During our networking training sessions we remind people of the power of a thank you note. Why is it powerful? Because it has a unique positive impact; people rarely receive a handwritten note. It makes you memorable. We recognize that in today’s world a thank you email is better than no thank you, and in some cases it may be more effective because it is more timely than snail mail. And, then there are text thank yous with emojis… Oh well, it’s still a thank you.
There is no best before date on a thank you note
When we think of thank you notes we automatically think of the ones we send to someone who has just given us a gift or after a dinner or party, but a thank you note does not have a ‘best before’ date. Saying thank you never expires.
Here’s just one wonderful example, and it is a thank you that was recently sent to a friend of ours and it goes back four decades!
“I just wanted to say ‘Thank you’. I was in your Grade 3 Class back in 1987. Your class was one of the best….most of all, I remember learning fractions with you and you then let us learn ahead at our own pace. I went on to love math and in high school competed in many nerdy math competitions. I’m a pharmacist and work at a hospital where my math skills still come in handy all the time, especially when dosing pain killers and cancer meds. I am also a mother now of an infant and expecting a second one soon, and I just got to thinking about some of the great people I had in my life as a child. Thank you for being one of the best teachers I ever had.”
“I just got to thinking about some of the great people I had in my life…”
This was one of the most powerful lines in this letter and it is something we can all do. Start thinking about the people who have had an impact on your life, either today or anytime in the past. One of the best times to do this kind of reflection is when you are at a milestone in your life. For this woman who wrote to her teacher, she was expecting a child and perhaps that was the moment of reflection.

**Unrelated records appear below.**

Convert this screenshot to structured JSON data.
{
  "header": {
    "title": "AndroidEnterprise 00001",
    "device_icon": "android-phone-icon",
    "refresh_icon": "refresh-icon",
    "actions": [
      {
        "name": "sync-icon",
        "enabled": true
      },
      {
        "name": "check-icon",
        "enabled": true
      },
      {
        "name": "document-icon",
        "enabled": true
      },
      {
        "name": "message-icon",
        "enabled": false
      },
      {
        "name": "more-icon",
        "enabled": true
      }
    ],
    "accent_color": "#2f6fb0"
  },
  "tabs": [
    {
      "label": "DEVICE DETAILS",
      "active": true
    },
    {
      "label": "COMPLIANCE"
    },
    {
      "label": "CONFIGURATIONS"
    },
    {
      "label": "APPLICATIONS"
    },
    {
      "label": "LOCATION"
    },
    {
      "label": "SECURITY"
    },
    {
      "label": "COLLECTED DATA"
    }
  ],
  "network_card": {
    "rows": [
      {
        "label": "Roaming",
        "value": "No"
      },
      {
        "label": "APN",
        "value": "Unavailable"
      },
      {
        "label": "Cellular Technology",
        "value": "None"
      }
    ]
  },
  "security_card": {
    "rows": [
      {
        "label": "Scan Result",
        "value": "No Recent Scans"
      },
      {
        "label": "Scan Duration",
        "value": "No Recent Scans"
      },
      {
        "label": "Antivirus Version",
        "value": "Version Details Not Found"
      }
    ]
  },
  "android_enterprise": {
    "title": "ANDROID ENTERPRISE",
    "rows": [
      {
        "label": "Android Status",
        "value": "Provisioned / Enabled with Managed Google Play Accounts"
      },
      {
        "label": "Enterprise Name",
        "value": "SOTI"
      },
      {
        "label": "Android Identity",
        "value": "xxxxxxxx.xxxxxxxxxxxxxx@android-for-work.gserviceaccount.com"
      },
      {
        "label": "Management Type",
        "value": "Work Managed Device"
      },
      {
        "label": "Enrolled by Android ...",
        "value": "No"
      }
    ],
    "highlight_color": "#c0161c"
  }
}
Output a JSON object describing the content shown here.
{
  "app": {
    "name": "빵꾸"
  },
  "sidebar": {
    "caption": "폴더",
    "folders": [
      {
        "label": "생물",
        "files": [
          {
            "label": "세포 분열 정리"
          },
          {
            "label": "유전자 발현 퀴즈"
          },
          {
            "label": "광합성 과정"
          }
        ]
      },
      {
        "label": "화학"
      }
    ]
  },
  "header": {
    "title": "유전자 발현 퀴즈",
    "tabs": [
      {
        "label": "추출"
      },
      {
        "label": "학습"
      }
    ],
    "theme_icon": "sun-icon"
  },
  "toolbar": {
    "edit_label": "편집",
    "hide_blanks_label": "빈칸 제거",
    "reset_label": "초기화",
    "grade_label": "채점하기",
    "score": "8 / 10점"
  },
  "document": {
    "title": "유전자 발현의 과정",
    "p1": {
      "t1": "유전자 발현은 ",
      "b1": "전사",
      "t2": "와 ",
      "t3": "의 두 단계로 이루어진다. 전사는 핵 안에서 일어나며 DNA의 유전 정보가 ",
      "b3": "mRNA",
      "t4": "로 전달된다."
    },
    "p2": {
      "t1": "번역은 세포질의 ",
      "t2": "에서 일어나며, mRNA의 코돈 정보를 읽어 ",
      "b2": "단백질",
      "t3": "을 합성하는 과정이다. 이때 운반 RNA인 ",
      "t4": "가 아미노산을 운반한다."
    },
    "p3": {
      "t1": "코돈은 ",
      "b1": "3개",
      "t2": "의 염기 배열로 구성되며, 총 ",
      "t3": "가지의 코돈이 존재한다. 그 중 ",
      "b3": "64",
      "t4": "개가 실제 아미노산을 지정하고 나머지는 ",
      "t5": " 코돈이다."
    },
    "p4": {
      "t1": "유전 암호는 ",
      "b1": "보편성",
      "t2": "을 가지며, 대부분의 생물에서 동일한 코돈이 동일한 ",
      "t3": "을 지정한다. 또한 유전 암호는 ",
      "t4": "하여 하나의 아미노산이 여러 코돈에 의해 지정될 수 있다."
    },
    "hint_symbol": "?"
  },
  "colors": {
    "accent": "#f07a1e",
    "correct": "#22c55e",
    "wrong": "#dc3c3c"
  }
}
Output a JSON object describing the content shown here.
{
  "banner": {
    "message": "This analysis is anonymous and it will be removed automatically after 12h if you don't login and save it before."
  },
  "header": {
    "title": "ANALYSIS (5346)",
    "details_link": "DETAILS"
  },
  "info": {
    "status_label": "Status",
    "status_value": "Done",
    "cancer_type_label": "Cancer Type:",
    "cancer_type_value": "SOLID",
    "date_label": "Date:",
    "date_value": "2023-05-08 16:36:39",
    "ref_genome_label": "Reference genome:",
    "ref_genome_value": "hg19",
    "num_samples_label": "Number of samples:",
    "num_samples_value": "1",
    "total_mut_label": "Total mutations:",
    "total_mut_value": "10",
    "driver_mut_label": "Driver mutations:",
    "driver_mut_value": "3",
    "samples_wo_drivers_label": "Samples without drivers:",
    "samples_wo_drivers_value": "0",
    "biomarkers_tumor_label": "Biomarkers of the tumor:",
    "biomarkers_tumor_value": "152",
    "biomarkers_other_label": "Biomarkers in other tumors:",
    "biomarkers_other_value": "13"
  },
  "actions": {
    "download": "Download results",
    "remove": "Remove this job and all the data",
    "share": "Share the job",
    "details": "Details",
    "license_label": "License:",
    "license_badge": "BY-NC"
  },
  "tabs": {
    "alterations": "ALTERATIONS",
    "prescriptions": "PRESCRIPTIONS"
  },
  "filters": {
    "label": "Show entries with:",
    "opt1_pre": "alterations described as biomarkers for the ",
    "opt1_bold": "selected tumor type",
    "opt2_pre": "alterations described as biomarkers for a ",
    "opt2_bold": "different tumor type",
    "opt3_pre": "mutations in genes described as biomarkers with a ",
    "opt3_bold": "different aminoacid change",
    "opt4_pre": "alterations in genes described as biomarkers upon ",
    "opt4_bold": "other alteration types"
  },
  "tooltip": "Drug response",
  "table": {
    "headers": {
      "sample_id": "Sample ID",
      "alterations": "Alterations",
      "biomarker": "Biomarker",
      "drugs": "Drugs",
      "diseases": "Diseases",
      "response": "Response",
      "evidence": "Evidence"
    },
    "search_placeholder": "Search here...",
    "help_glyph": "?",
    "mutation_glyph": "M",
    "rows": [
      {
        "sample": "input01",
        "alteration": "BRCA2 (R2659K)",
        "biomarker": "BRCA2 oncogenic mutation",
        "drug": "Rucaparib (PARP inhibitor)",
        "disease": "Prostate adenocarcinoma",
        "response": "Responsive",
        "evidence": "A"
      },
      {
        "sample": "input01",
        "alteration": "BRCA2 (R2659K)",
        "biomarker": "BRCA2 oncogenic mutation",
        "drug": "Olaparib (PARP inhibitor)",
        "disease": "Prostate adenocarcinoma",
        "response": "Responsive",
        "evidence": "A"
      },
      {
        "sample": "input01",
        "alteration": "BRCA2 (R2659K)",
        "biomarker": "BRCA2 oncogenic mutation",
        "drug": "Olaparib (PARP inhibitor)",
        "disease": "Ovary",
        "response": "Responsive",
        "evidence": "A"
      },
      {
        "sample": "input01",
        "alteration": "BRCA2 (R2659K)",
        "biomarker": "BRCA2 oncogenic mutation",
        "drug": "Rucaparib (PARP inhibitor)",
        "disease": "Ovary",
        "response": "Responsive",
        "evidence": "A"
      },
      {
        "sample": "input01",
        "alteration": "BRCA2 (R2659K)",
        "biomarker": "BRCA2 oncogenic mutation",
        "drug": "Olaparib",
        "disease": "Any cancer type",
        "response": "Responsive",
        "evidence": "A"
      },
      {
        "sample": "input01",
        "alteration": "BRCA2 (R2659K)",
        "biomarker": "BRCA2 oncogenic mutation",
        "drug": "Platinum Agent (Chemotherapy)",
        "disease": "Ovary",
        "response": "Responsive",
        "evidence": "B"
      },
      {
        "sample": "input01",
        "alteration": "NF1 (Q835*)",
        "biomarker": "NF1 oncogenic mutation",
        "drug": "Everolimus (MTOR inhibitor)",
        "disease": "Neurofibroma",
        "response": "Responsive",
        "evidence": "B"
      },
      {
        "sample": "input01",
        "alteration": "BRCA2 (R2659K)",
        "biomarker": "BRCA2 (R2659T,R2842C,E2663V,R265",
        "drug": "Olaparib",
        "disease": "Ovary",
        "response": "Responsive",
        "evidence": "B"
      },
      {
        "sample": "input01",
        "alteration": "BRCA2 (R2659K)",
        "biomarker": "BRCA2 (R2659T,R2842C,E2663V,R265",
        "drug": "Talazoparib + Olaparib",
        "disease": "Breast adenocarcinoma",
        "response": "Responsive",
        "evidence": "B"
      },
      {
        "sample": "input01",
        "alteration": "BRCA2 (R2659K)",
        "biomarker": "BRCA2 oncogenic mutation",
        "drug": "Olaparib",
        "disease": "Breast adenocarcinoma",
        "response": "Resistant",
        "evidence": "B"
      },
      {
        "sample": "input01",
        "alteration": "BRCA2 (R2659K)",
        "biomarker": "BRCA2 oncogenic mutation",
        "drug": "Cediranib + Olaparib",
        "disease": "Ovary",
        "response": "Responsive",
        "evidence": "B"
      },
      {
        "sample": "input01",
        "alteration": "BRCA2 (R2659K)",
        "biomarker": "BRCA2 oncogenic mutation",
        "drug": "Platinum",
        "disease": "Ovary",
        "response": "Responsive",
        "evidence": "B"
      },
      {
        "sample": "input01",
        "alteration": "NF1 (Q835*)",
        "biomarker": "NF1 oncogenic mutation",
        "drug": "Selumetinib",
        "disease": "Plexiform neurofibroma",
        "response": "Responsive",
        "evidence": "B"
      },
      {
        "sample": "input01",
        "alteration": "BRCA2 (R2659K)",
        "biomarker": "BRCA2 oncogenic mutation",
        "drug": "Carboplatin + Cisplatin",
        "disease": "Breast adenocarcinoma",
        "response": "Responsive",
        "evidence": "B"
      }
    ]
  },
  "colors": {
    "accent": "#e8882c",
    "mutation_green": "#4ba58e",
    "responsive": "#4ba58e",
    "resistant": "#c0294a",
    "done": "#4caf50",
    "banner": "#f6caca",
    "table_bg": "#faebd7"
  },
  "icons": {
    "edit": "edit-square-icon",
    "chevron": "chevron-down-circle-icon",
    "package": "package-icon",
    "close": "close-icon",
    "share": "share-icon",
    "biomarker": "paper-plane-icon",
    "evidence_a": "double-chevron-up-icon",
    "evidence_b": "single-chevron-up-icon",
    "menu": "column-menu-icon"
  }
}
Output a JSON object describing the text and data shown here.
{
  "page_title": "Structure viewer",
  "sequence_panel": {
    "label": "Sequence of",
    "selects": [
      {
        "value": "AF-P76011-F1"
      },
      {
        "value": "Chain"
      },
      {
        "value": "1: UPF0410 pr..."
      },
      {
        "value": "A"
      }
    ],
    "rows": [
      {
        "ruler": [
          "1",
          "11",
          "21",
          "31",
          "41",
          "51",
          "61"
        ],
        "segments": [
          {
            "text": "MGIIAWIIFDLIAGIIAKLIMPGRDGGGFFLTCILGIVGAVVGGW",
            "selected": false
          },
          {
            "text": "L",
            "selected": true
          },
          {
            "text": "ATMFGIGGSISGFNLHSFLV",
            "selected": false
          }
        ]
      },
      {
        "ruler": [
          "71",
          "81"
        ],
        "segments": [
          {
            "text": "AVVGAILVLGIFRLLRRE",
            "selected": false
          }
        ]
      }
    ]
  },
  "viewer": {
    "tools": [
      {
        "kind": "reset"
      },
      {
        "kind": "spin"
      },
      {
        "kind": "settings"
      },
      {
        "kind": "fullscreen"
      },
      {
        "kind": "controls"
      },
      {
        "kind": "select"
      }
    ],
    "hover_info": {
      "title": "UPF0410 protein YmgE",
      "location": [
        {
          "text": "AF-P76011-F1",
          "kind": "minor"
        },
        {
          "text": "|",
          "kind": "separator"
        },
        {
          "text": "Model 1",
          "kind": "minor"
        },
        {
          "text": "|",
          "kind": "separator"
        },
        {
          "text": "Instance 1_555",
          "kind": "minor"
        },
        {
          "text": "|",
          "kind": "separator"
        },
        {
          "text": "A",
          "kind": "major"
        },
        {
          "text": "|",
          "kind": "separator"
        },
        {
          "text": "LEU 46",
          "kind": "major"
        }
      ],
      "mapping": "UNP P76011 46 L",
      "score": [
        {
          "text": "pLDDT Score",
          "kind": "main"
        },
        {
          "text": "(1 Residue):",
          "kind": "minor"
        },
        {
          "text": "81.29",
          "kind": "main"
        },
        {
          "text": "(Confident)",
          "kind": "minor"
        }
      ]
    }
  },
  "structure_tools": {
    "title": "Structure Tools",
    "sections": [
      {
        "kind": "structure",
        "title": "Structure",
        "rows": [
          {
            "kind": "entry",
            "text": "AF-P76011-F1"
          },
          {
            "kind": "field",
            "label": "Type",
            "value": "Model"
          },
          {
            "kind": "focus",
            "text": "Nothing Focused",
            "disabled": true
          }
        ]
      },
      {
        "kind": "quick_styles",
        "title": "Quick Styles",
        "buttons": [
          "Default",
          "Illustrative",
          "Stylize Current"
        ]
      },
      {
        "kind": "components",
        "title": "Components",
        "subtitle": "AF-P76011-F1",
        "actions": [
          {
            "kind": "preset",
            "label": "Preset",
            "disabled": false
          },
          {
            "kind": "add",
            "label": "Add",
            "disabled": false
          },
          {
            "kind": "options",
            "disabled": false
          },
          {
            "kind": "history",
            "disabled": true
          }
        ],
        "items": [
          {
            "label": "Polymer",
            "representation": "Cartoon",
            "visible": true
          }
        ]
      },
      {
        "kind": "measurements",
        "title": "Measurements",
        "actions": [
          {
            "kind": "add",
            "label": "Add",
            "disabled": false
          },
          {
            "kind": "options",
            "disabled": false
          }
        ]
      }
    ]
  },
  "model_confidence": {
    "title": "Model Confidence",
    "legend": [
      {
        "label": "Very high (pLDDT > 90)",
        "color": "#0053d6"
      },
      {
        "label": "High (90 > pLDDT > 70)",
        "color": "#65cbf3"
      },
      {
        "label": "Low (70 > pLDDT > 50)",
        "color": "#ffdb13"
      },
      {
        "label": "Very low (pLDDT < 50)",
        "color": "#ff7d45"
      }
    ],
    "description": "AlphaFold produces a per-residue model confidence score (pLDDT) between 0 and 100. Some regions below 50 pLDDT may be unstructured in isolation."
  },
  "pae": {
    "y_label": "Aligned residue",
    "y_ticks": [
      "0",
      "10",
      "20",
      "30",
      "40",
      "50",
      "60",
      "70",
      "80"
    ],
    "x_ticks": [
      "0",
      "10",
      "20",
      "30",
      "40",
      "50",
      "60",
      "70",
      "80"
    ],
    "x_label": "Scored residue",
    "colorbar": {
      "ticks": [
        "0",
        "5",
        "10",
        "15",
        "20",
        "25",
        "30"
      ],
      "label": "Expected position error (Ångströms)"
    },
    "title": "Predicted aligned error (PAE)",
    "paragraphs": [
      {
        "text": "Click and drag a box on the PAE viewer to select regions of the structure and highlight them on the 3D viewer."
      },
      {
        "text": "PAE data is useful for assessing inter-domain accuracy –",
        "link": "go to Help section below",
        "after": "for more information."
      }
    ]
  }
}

We encourage students when they get their first job to think of the people along the way who have helped them. Tell them about this milestone in your life and how they were a part of it. “As my student counselor you have been a source of invaluable information, in particular the tips you gave me when discussing my salary. I would have stayed silent, but you gave me the confidence and ‘the script’. I will use this for the rest of my career. You have made me feel empowered. Thank you.”
Young professionals can do the same when they have a career move—a promotion or joining a new company. There have been people along the way who have mentored and encouraged you and this can be acknowledged in a heartfelt note. “I wanted to thank you for encouraging me to go for that new role. It was nice to have someone giving me the nudge, and now that I have this new leadership role I will model your behavior and become a champion for others. Thank you.”
Even when the news is not as positive, thanking people for their support is a very good idea. A friend of ours who lost her job in a reorganization not only informed people inside the company she had just left but also thanked them for their support. “It was a surprise to come into the office last week to find that my department had been downsized. I am over the shock of it, sad to leave such a wonderful company, but now that I have had time to reflect I realize it was the people who really made it a great place. I will always be grateful to you for the way you were one of the first people to welcome me. I know it was just a coffee with a felt pen note on the cup saying “Welcome”, but small things have an impact.”
There are times when many wouldn’t think a thank you note would be necessary but we were so impressed with a woman whose job it was to spend 3 to 6 months in local tax offices before moving to a new location. She told us that she always sent very personalized thank you notes to the people with whom she worked. “I enjoyed these three months working together and I was impressed with the way you ran meetings, in particular the morning huddle. That’s a technique I will now use, thanks to you.”
As you can see these are just a few examples of “thank you” that might get missed in our busy lives. Who have been some of the great people in your life?